13 March 2006

Cover

In one of my last official missions for the government I was to lead a delegation to a prominent south Asian nation. I was not the best qualified person to do it, but the assignment had been a bit of a hot potato, and no one else wanted to do it.

I volunteered, and with relief, the office nominated me to go. I was sent over to the new tower of the Headquarters and presented with a black diplomatic passport. The picture of me inside the cover was a dead-ringer for Slobodan Milosevic, I asked about a cover story, since it was clear to me, anyway, that even a cursory check would reveal that I wasn't exactly what I purported to be.

This called for some rapid improvisation. The woman behind the counter told me to use my own name, and say that I worked for the State Department.

I thought that was a little thin for protection, but it was not the first time. On another outing to the eastern Mediterranean I was equipped with some business cards with my name on them that claimed I worked for a contracting firm in California.

That cover would not have survived an in-depth search of the Washington phone book.

Cover is essential at some Agencies. Where I worked, the credit union insisted on knowing if you were overt or covert when you opened an account, and everyone on the other side of the building had at least two names, and sometimes many more.

I suspected part of it was to avoid returning phone calls, but there were real issues of survival involved. I was in a coalition meeting in a suite at the Willard Hotel when someone disclosed the true name of an operative I was with. There was a third-party service in the room, and my friend's face went gray with dismay.

A good cover requires a lot of work to maintain.

I knew something about the tradecraft from a series of exchanges with a covert enterprise that was in search of funding. They came to my office to plead for additional resources, since it was important that their people be plausibly who they claimed to be.

With so many records in the public domain, even in-depth and expensive covers go up in flames rapidly. Think about buying a car. There are a lot of Company people who live around Big Pink, and driving the right car is important.

Mohammed, my previously-owned Mercedes specialist up the street, explained that it was difficult when a customer refused to divulge information for a credit report. It was a no-win situation for the buyer. There was no getting around the anti-money-laundering provisions of the law, which preclude cash purchases without identification. It was intended to get the drug smugglers, but it had an impact on us, too

Refusing the report meant essentially divulging covert status, or admitting you were a drug kingpin. What is a Spook to do? But if you can't trust the nice people at Mercedes, who can you trust?

The upshot of the briefing from the cover people was that they needed to manufacture a whole cohort of bogus names, and march them right through life, from fake birth certificates to school and military service and employers. Simulating a life in the digital age is a challenge.

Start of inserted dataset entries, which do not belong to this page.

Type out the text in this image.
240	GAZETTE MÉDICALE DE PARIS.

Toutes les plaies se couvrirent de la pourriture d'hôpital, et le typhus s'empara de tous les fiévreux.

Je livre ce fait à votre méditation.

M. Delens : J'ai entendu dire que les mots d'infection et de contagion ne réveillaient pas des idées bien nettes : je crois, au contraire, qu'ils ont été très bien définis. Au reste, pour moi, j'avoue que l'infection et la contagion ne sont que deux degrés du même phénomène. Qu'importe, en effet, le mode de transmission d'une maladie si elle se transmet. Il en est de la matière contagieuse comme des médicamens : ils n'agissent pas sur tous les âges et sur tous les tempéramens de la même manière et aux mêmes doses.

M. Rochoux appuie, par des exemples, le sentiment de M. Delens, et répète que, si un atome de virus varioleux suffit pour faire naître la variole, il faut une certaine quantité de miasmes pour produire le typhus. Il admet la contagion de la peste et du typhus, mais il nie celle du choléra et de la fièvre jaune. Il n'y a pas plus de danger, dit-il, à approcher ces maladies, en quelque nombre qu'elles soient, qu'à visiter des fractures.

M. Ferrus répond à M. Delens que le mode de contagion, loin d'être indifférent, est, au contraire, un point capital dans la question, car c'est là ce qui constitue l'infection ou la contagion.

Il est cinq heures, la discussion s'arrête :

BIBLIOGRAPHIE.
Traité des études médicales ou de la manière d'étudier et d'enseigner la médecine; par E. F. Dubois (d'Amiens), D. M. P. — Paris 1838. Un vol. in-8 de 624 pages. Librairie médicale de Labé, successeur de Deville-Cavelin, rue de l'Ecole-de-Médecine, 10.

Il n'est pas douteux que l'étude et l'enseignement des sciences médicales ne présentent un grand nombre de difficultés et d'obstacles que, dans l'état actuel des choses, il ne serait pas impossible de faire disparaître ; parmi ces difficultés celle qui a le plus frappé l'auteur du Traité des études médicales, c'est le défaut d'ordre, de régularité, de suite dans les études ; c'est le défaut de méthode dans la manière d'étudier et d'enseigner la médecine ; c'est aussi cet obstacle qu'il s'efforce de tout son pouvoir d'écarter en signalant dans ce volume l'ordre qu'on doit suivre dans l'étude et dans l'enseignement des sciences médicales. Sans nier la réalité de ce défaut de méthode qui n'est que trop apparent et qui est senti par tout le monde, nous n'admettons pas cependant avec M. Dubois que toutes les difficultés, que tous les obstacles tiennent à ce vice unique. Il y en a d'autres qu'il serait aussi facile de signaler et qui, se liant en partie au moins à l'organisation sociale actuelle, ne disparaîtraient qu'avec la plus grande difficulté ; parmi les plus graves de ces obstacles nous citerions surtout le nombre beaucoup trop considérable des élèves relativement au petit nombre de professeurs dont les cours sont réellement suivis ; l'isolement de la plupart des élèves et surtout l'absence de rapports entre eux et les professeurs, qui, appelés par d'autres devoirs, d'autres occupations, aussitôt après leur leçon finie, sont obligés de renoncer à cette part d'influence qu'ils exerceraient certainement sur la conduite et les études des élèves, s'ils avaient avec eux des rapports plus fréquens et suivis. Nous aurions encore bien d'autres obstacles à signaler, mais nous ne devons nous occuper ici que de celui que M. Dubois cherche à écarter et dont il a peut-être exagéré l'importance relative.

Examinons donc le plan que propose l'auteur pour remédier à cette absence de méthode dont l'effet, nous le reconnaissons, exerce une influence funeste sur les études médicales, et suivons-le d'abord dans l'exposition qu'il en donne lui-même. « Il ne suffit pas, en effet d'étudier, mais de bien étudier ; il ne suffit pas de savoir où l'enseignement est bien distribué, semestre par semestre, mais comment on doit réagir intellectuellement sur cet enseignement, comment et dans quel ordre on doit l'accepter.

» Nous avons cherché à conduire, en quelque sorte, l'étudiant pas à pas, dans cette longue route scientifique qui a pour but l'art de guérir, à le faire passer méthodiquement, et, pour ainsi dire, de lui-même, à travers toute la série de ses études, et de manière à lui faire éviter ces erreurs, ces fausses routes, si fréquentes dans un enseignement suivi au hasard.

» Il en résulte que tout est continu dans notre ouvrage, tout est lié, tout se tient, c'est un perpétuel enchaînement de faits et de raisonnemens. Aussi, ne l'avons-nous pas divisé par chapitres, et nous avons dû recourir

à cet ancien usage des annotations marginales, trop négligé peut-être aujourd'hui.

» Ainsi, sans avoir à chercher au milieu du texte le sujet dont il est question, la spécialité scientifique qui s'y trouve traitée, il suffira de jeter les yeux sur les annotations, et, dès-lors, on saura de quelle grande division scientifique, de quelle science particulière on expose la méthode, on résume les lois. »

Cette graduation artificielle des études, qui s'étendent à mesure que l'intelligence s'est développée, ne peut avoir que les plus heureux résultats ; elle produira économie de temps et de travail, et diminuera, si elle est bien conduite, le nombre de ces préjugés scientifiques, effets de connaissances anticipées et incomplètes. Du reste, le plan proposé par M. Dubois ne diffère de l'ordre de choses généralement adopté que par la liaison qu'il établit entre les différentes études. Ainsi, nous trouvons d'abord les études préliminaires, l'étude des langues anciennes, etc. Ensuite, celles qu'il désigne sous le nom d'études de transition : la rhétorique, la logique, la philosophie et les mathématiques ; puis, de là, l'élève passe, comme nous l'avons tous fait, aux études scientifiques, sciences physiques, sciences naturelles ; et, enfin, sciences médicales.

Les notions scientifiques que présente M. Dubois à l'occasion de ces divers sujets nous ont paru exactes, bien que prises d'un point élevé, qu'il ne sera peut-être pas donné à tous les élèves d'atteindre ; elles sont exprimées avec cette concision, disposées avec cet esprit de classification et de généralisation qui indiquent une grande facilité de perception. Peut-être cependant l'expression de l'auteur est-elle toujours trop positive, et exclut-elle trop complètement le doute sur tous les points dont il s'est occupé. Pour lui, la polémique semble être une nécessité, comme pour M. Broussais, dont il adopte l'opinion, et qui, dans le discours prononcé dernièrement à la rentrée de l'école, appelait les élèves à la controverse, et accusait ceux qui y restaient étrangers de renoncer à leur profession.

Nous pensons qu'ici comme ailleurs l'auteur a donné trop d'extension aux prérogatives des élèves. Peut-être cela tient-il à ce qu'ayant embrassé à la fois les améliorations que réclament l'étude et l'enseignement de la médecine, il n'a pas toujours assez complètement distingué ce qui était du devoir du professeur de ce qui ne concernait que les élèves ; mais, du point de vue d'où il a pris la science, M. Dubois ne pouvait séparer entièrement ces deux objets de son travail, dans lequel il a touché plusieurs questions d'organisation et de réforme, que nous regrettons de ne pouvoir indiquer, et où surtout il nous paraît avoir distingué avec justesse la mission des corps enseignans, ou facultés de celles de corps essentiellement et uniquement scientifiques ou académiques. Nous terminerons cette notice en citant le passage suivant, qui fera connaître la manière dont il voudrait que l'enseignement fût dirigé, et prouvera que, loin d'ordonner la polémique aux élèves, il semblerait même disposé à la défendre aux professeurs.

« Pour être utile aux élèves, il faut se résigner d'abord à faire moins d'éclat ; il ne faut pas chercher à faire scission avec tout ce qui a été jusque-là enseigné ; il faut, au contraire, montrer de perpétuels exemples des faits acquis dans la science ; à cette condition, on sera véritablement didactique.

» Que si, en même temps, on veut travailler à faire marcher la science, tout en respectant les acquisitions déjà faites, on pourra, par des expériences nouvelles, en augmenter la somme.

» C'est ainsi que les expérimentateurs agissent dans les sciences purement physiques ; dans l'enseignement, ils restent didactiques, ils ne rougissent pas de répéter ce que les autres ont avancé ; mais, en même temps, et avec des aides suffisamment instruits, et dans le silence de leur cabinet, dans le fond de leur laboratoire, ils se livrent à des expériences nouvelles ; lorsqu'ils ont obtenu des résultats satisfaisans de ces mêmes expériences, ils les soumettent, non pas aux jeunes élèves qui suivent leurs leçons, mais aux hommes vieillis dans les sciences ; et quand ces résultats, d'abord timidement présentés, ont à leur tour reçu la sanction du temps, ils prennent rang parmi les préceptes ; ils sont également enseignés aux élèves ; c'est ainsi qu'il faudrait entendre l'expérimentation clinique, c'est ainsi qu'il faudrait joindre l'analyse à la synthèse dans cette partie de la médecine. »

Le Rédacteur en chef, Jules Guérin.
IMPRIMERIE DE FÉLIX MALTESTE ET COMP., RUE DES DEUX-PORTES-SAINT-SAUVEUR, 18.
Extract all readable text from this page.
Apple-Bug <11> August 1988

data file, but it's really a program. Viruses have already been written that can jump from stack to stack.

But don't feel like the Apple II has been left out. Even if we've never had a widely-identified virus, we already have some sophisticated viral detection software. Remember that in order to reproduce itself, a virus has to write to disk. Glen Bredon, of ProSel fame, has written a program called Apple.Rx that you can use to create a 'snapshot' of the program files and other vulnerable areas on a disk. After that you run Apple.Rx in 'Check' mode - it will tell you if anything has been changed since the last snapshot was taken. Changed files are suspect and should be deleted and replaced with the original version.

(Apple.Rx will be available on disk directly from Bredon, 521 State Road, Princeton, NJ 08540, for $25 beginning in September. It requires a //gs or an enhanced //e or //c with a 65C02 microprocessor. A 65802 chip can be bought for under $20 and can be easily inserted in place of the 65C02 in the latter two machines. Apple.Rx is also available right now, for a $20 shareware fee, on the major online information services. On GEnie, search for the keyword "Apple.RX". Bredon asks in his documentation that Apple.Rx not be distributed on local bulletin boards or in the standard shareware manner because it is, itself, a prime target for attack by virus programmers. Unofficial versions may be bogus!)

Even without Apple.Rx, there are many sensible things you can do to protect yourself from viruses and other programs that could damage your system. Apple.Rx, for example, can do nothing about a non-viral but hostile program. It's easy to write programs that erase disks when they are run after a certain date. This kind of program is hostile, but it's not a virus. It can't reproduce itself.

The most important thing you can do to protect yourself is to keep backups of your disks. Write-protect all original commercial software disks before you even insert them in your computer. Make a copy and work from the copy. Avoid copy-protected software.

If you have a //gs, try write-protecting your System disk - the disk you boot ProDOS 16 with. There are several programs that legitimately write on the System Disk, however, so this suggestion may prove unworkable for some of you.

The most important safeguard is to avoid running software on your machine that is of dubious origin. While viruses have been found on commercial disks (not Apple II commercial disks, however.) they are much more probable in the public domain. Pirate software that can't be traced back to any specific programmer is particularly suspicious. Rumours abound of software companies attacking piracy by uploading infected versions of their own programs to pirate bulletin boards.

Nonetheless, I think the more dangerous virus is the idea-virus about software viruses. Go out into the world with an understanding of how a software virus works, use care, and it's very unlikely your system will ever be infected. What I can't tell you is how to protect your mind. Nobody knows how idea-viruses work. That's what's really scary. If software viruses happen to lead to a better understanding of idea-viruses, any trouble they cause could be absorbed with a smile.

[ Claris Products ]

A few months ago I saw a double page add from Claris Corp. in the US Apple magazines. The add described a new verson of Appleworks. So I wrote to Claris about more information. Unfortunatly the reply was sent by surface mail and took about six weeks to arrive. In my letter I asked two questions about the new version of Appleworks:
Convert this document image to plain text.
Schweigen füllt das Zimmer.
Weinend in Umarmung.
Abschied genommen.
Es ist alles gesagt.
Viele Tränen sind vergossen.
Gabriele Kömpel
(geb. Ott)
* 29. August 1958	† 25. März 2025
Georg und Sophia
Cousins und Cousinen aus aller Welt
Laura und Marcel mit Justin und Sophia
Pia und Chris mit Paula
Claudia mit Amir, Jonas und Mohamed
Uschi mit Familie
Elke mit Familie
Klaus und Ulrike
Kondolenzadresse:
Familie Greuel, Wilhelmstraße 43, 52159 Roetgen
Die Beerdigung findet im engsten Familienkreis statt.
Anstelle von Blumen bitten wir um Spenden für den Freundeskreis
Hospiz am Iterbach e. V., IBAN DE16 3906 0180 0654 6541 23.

I was thinking about it while standing on the balcony, basking in the first heat wave of the year, seeing the faint green corona the was beginning to envelope the bare branches of winter.  With this much energy in the air, the first thunderstorms of the year cannot be far behind.

The Chicago Tribune unleashed some thunder of its own over the weekend, and I was troubled by it.

Network theory and analysis has been prominently discussed in the media as a tool for combating terrorism, which is what the NSA eavesdropping controversy is really about.

What senior correspondent John Crewdson did was take available internet tools and see what information he could produce on the government itself. He used a commercial online data service to compile a list of more than 2,600 CIA employees, some of them in covert status, and identify more that a couple dozen operating locations.

The CIA was horrified, of course, and explained that they were taking dramatic steps to fix the problem. Regrettably, they could  not reveal what they were.

I don't know if “Crewdson” is the correspondent's real name. It sounds suspicious, like the whimsical names my old associates used.

I haven't had time this morning to check him out. It would not take long, just a couple mouse clicks. But if I was looking for information on Spooks around here, the first place I would go is the Mercedes dealership, and buy my friend Mohammed a cup of coffee.